Furthermore there is no "second" press of virgin oil, so the term "first press" is meaningless.

The label may indicate that the oil was bottled or packed in a stated country. This does not necessarily mean that the oil was produced there. The origin of the oil may sometimes be marked elsewhere on the label; it may be a mixture of oils from more than one country.

Regulation Print E-mail

The International Olive Oil Council (IOOC) is an intergovernmental organization based in Madrid, Spain, with 23 member states. It promotes olive oil around the world by tracking production, defining quality standards, and monitoring authenticity. More than 85% of the world's olives are grown in IOOC member nations. The United States is not a member of the IOOC, and the US Department of Agriculture does not legally recognize its classifications (such as extra-virgin olive oil). The USDA uses a different system, which it defined in 1948 before the IOOC existed. The California Olive Oil Council, a private trade group, is petitioning the USDA to adopt IOOC rules.

The IOOC officially governs 95% of international production and holds great influence over the rest. IOOC terminology is precise, but it can lead to confusion between the words that describe production and the words used on retail labels. Olive oil is classified by how it was produced, by its chemistry, and by its flavor. All production begins by transforming the olive fruit into olive paste. This paste is then malaxed to allow the microscopic oil droplets to concentrate. The oil is extracted by means of pressure (traditional method) or centrifugation (modern method). After extraction the remnant solid substance, called pomace, still contains a small quantity of oil.

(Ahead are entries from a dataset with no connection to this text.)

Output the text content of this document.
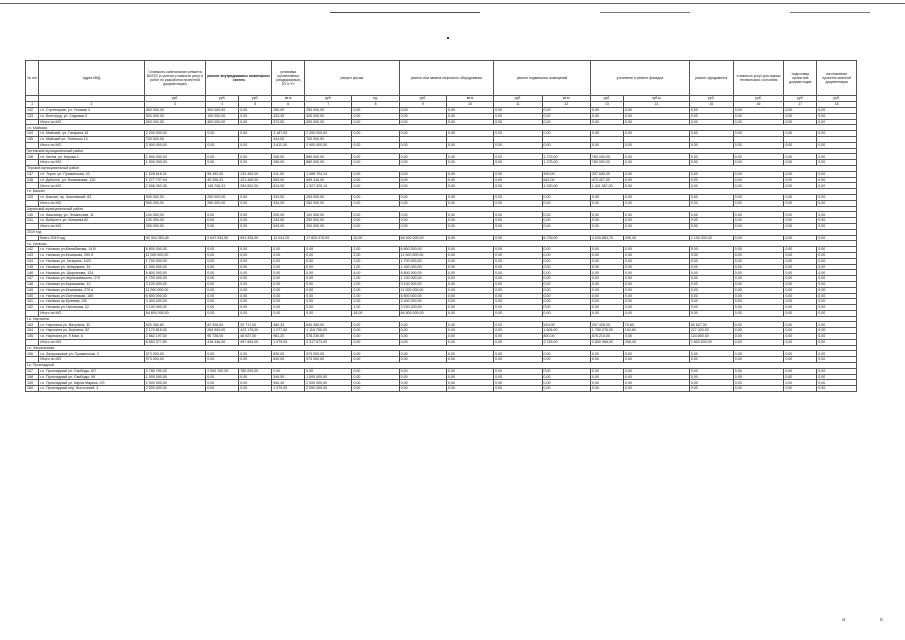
№ п/п	Адрес МКД	Стоимость капитального ремонта ВСЕГО (с учетом стоимости услуг и работ по разработке проектной документации)	ремонт внутридомовых инженерных систем		установка коллективных (общедомовых) ПУ и УУ	ремонт крыши		ремонт или замена лифтового оборудования		ремонт подвальных помещений		утепление и ремонт фасадов		ремонт фундамента	стоимость услуг для оценки технического состояния	подготовка проектной документации	изготовление проектно-сметной документации
		руб.	руб.	руб.	кв.м	руб.	ед.	руб.	кв.м	руб.	кв.м	руб.	куб.м	руб.	руб.	руб.	руб.
1	2	3	4	5	6	7	8	9	10	11	12	13	14	15	16	17	18
132	г.п. Стрелецкая, ул. Угловая 4	400 000,00	300 000,00	0,00	150,00	250 000,00	0,00	0,00	0,00	0,00	0,00	0,00	0,00	0,00	0,00	0,00	0,00
133	г.п. Белгород, ул. Садовая 3	500 000,00	100 000,00	0,00	433,30	400 000,00	0,00	0,00	0,00	0,00	0,00	0,00	0,00	0,00	0,00	0,00	0,00
	Итого по МО	900 000,00	400 000,00	0,00	573,50	650 000,00	0,00	0,00	0,00	0,00	0,00	0,00	0,00	0,00	0,00	0,00	0,00
г.п. Майская																	
134	г.п. Майский, ул. Гагарина 16	2 200 000,00	0,00	0,00	3 187,00	2 200 000,00	0,00	0,00	0,00	0,00	0,00	0,00	0,00	0,00	0,00	0,00	0,00
135	г.п. Майский ул. Энгельса 13	700 000,00			424,00	700 000,00											
	Итого по МО	2 900 000,00	0,00	0,00	3 611,00	2 900 000,00	0,00	0,00	0,00	0,00	0,00	0,00	0,00	0,00	0,00	0,00	0,00
Чегемский муниципальный район																	
136	г.п. Чегем, ул. Кирова 1	1 500 000,00	0,00	0,00	265,00	880 000,00	0,00	0,00	0,00	0,00	1 275,00	780 000,00	0,00	0,00	0,00	0,00	0,00
	Итого по МО	1 500 000,00	0,00	0,00	265,00	880 000,00	0,00	0,00	0,00	0,00	1 275,00	780 000,00	0,00	0,00	0,00	0,00	0,00
Терский муниципальный район																	
137	г.п. Терек, ул. Пушкинская, 43	1 628 616,31	98 452,00	133 400,00	311,00	1 068 704,14	0,00	0,00	0,00	0,00	490,00	337 845,00	0,00	0,00	0,00	0,00	0,00
138	г.п. Дейское, ул. Московская, 120	1 277 737,04	40 206,31	121 400,00	563,00	459 418,00	0,00	0,00	0,00	0,00	542,00	473 427,00	0,00	0,00	0,00	0,00	0,00
	Итого по МО	2 906 353,35	145 706,31	254 802,00	814,00	1 527 325,14	0,00	0,00	0,00	0,00	1 030,00	1 411 367,00	0,00	0,00	0,00	0,00	0,00
г.п. Баксан																	
139	г.п. Баксан, пр. Чкаловский, 83	500 000,00	250 000,00	0,00	334,00	250 000,00	0,00	0,00	0,00	0,00	0,00	0,00	0,00	0,00	0,00	0,00	0,00
	Итого по МО	500 000,00	250 000,00	0,00	334,00	250 000,00	0,00	0,00	0,00	0,00	0,00	0,00	0,00	0,00	0,00	0,00	0,00
Черекский муниципальный район																	
140	г.п. Кашхатау, ул. Эльмесова, 11	100 000,00	0,00	0,00	200,00	100 000,00	0,00	0,00	0,00	0,00	0,00	0,00	0,00	0,00	0,00	0,00	0,00
141	г.п. Бабугент, ул. Мечиева 82	100 000,00	0,00	0,00	243,00	250 000,00	0,00	0,00	0,00	0,00	0,00	0,00	0,00	0,00	0,00	0,00	0,00
	Итого по МО	300 000,00	0,00	0,00	543,00	300 000,00	0,00	0,00	0,00	0,00	0,00	0,00	0,00	0,00	0,00	0,00	0,00
2019 год																	
	Всего 2019 год	92 304 353,49	2 847 932,50	991 325,00	12 041,20	17 820 076,99	10,00	64 000 000,00	0,00	0,00	6 739,00	4 020 863,70	295,40	1 100 433,00	0,00	0,00	0,00
г.о. Нальчик																	
142	г.о. Нальчик ул.Мальбахова, 14 В	6 800 000,00	0,00	0,00	0,00	0,00	2,00	6 800 000,00	0,00	0,00	0,00	0,00	0,00	0,00	0,00	0,00	0,00
143	г.о. Нальчик ул.Кешокова, 290 б	11 000 000,00	0,00	0,00	0,00	0,00	2,00	11 000 000,00	0,00	0,00	0,00	0,00	0,00	0,00	0,00	0,00	0,00
144	г.о. Нальчик ул. Гагарина, 10/3	1 700 000,00	0,00	0,00	0,00	0,00	1,00	1 700 000,00	0,00	0,00	0,00	0,00	0,00	0,00	0,00	0,00	0,00
145	г.о. Нальчик ул. Атажукина, 34	1 400 000,00	0,00	0,00	0,00	0,00	1,00	1 400 000,00	0,00	0,00	0,00	0,00	0,00	0,00	0,00	0,00	0,00
146	г.о. Нальчик ул. Шортанова, 124	6 800 000,00	0,00	0,00	0,00	0,00	4,00	6 800 000,00	0,00	0,00	0,00	0,00	0,00	0,00	0,00	0,00	0,00
147	г.о. Нальчик ул.Чернышевского, 270	1 700 000,00	0,00	0,00	0,00	0,00	1,00	1 700 000,00	0,00	0,00	0,00	0,00	0,00	0,00	0,00	0,00	0,00
148	г.о. Нальчик ул.Карашаева, 10	3 100 000,00	0,00	0,00	0,00	0,00	1,00	3 100 000,00	0,00	0,00	0,00	0,00	0,00	0,00	0,00	0,00	0,00
149	г.о. Нальчик ул.Кешокова, 270 а	11 000 000,00	0,00	0,00	0,00	0,00	2,00	11 000 000,00	0,00	0,00	0,00	0,00	0,00	0,00	0,00	0,00	0,00
150	г.о. Нальчик ул.Осетинская, 160	6 800 000,00	0,00	0,00	0,00	0,00	2,00	6 800 000,00	0,00	0,00	0,00	0,00	0,00	0,00	0,00	0,00	0,00
151	г.о. Нальчик пр.Кулиева, 2/6	3 400 000,00	0,00	0,00	0,00	0,00	2,00	3 400 000,00	0,00	0,00	0,00	0,00	0,00	0,00	0,00	0,00	0,00
152	г.о. Нальчик ул.Тарчокова, 12	3 100 000,00	0,00	0,00	0,00	0,00	1,00	3 100 000,00	0,00	0,00	0,00	0,00	0,00	0,00	0,00	0,00	0,00
	Итого по МО	64 800 000,00	0,00	0,00	0,00	0,00	18,00	64 800 000,00	0,00	0,00	0,00	0,00	0,00	0,00	0,00	0,00	0,00
г.о. Нарткала																	
153	г.о. Нарткала ул. Ватутина, 32	920 365,80	82 926,00	29 717,00	480,33	640 385,00	0,00	0,00	0,00	0,00	519,00	257 426,00	70,80	60 627,00	0,00	0,00	0,00
154	г.о. Нарткала ул. Берлина, 52	2 170 815,00	264 900,00	423 179,00	1 077,60	1 118 750,00	0,00	0,00	0,00	0,00	1 606,00	1 789 276,00	104,60	227 420,00	0,00	0,00	0,00
155	г.о. Нарткала ул. 9 Мая, 6	2 562 197,00	90 726,00	46 927,00	981,20	578 230,00	0,00	0,00	0,00	0,00	800,00	676 210,00	0,00	124 800,00	0,00	0,00	0,00
	Итого по МО	6 653 377,80	418 446,00	497 654,00	1 979,53	2 317 673,00	0,00	0,00	0,00	0,00	2 745,00	2 800 968,00	296,40	1 600 833,00	0,00	0,00	0,00
г.о. Залукокоаже																	
156	г.о. Залукокоаже ул. Пушкинская, 3	973 000,00	0,00	0,00	830,00	973 000,00	0,00	0,00	0,00	0,00	0,00	0,00	0,00	0,00	0,00	0,00	0,00
	Итого по МО	973 000,00	0,00	0,00	830,00	973 000,00	0,00	0,00	0,00	0,00	0,00	0,00	0,00	0,00	0,00	0,00	0,00
г.о. Прохладный																	
157	г.о. Прохладный ул. Свободы 107	2 780 700,00	2 000 700,00	780 000,00	0,00	0,00	0,00	0,00	0,00	0,00	0,00	0,00	0,00	0,00	0,00	0,00	0,00
158	г.о. Прохладный ул. Свободы, 95	1 000 000,00	0,00	0,00	349,00	1 000 000,00	0,00	0,00	0,00	0,00	0,00	0,00	0,00	0,00	0,00	0,00	0,00
159	г.о. Прохладный ул. Карла Маркса, 2/3	2 000 000,00	0,00	0,00	942,40	2 000 000,00	0,00	0,00	0,00	0,00	0,00	0,00	0,00	0,00	0,00	0,00	0,00
160	г.о. Прохладный пер. Восточный, 3	2 000 000,00	0,00	0,00	1 079,00	2 000 000,00	0,00	0,00	0,00	0,00	0,00	0,00	0,00	0,00	0,00	0,00	0,00
st	tr
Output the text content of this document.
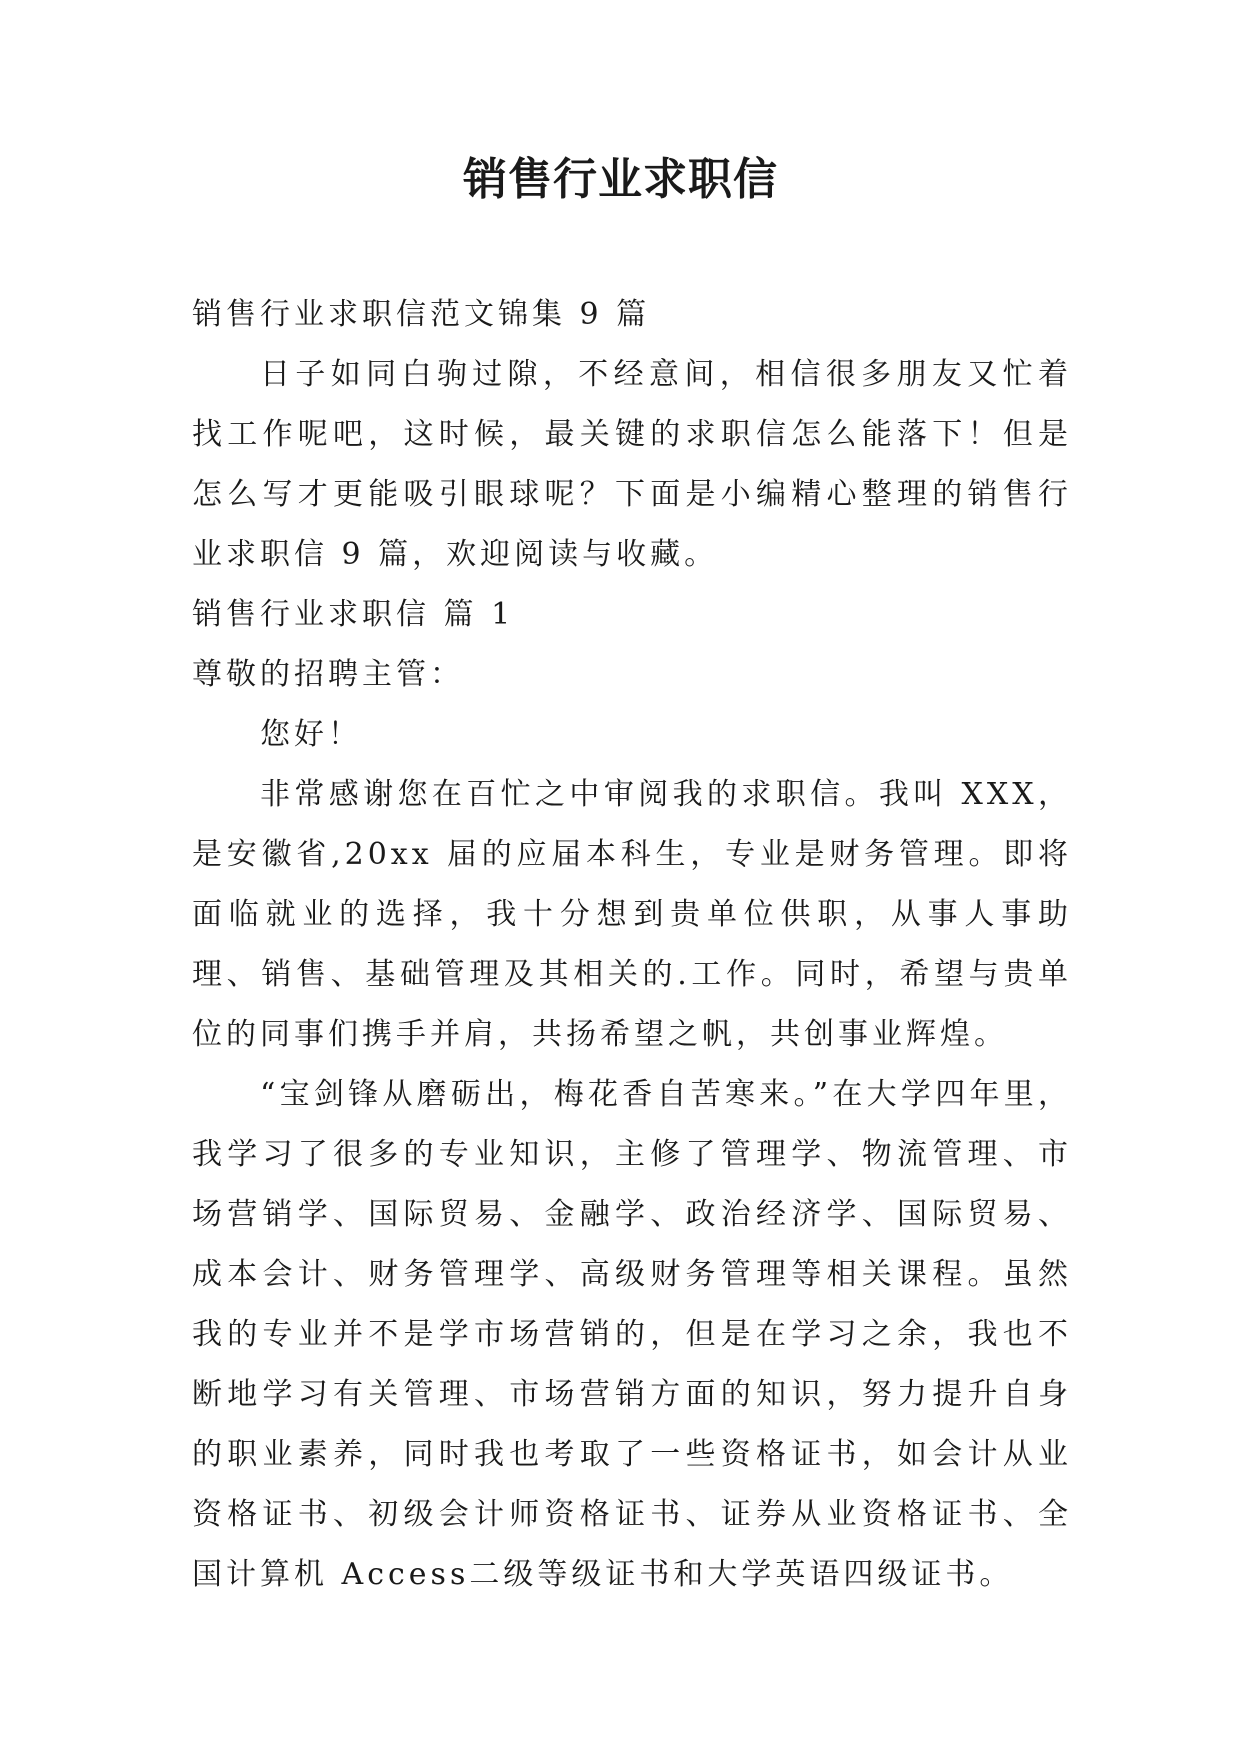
销售行业求职信

销售行业求职信范文锦集 9 篇

日子如同白驹过隙，不经意间，相信很多朋友又忙着找工作呢吧，这时候，最关键的求职信怎么能落下！但是怎么写才更能吸引眼球呢？下面是小编精心整理的销售行业求职信 9 篇，欢迎阅读与收藏。

销售行业求职信 篇 1

尊敬的招聘主管：

您好！

非常感谢您在百忙之中审阅我的求职信。我叫 XXX，是安徽省,20xx 届的应届本科生，专业是财务管理。即将面临就业的选择，我十分想到贵单位供职，从事人事助理、销售、基础管理及其相关的.工作。同时，希望与贵单位的同事们携手并肩，共扬希望之帆，共创事业辉煌。

“宝剑锋从磨砺出，梅花香自苦寒来。”在大学四年里，我学习了很多的专业知识，主修了管理学、物流管理、市场营销学、国际贸易、金融学、政治经济学、国际贸易、成本会计、财务管理学、高级财务管理等相关课程。虽然我的专业并不是学市场营销的，但是在学习之余，我也不断地学习有关管理、市场营销方面的知识，努力提升自身的职业素养，同时我也考取了一些资格证书，如会计从业资格证书、初级会计师资格证书、证券从业资格证书、全国计算机 Access二级等级证书和大学英语四级证书。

The EU regulates the use of different protected designation of origin labels for olive oils.

US Customs regulations on "country of origin" state that if a non-origin nation is shown on the label, then the real origin must be shown on the same side of the label and in comparable size letters so as not to mislead the consumer. Yet most major US brands continue to put “imported from Italy” on the front label in large letters and other origins on the back in very small print. These products are a mixture of olive oil from more than one nation and it is not clear what percentage of the olive oil is really of Italian origin. This practice makes it difficult for high quality, lower cost producers outside of Italy to enter the US market, and for genuine Italian producers to compete.

An article by Tom Mueller in the August 13, 2007 issue of the The New Yorker alleges that regulation, particularly in Italy, is extremely lax and corrupt. Mueller states that major Italian shippers routinely adulterate olive oil and that only about 40% of olive oil sold as "extra virgin" actually meets the specification. In some cases, colza oil with added color and flavor has been labeled and sold as olive oil. This extensive fraud prompted the Italian government to mandate a new labeling law in 2007 for companies selling olive oil, under which every bottle of Italian olive oil would have to declare the farm and press on which it was produced, as well as display a precise breakdown of the oils used, for blended oils.[14] In February 2008, however, EU officials took issue with the new law, stating that under EU rules such labeling should be voluntary rather than compulsory.[15] Under EU rules, olive oil may be sold as Italian even if it only contains a small amount of Italian oil.

In March 2008, 400 Italian police officers conducted "Operation Golden Oil," arresting 23 people and confiscating 85 farms after an investigation revealed a large-scale scheme to relabel oils from other Mediterranean nations as Italian. In April 2008, another operation impounded seven olive oil plants and arrested 40 people in nine provinces of northern and southern Italy for adding chlorophyll to sunflower and soybean oil and selling it as extra virgin olive oil, both in Italy and abroad. 25,000 liters of the fake oil were seized and prevented from being exported.

Adulterated oil is usually no more serious than passing off inferior, but safe, product as superior olive oil, but there are no guarantees. Almost 700 people died, it is believed, as a consequence of consuming rapeseed (canola) oil adulterated with aniline intended for use as an industrial lubricant, but sold in 1981 as olive oil in Spain (see toxic oil syndrome).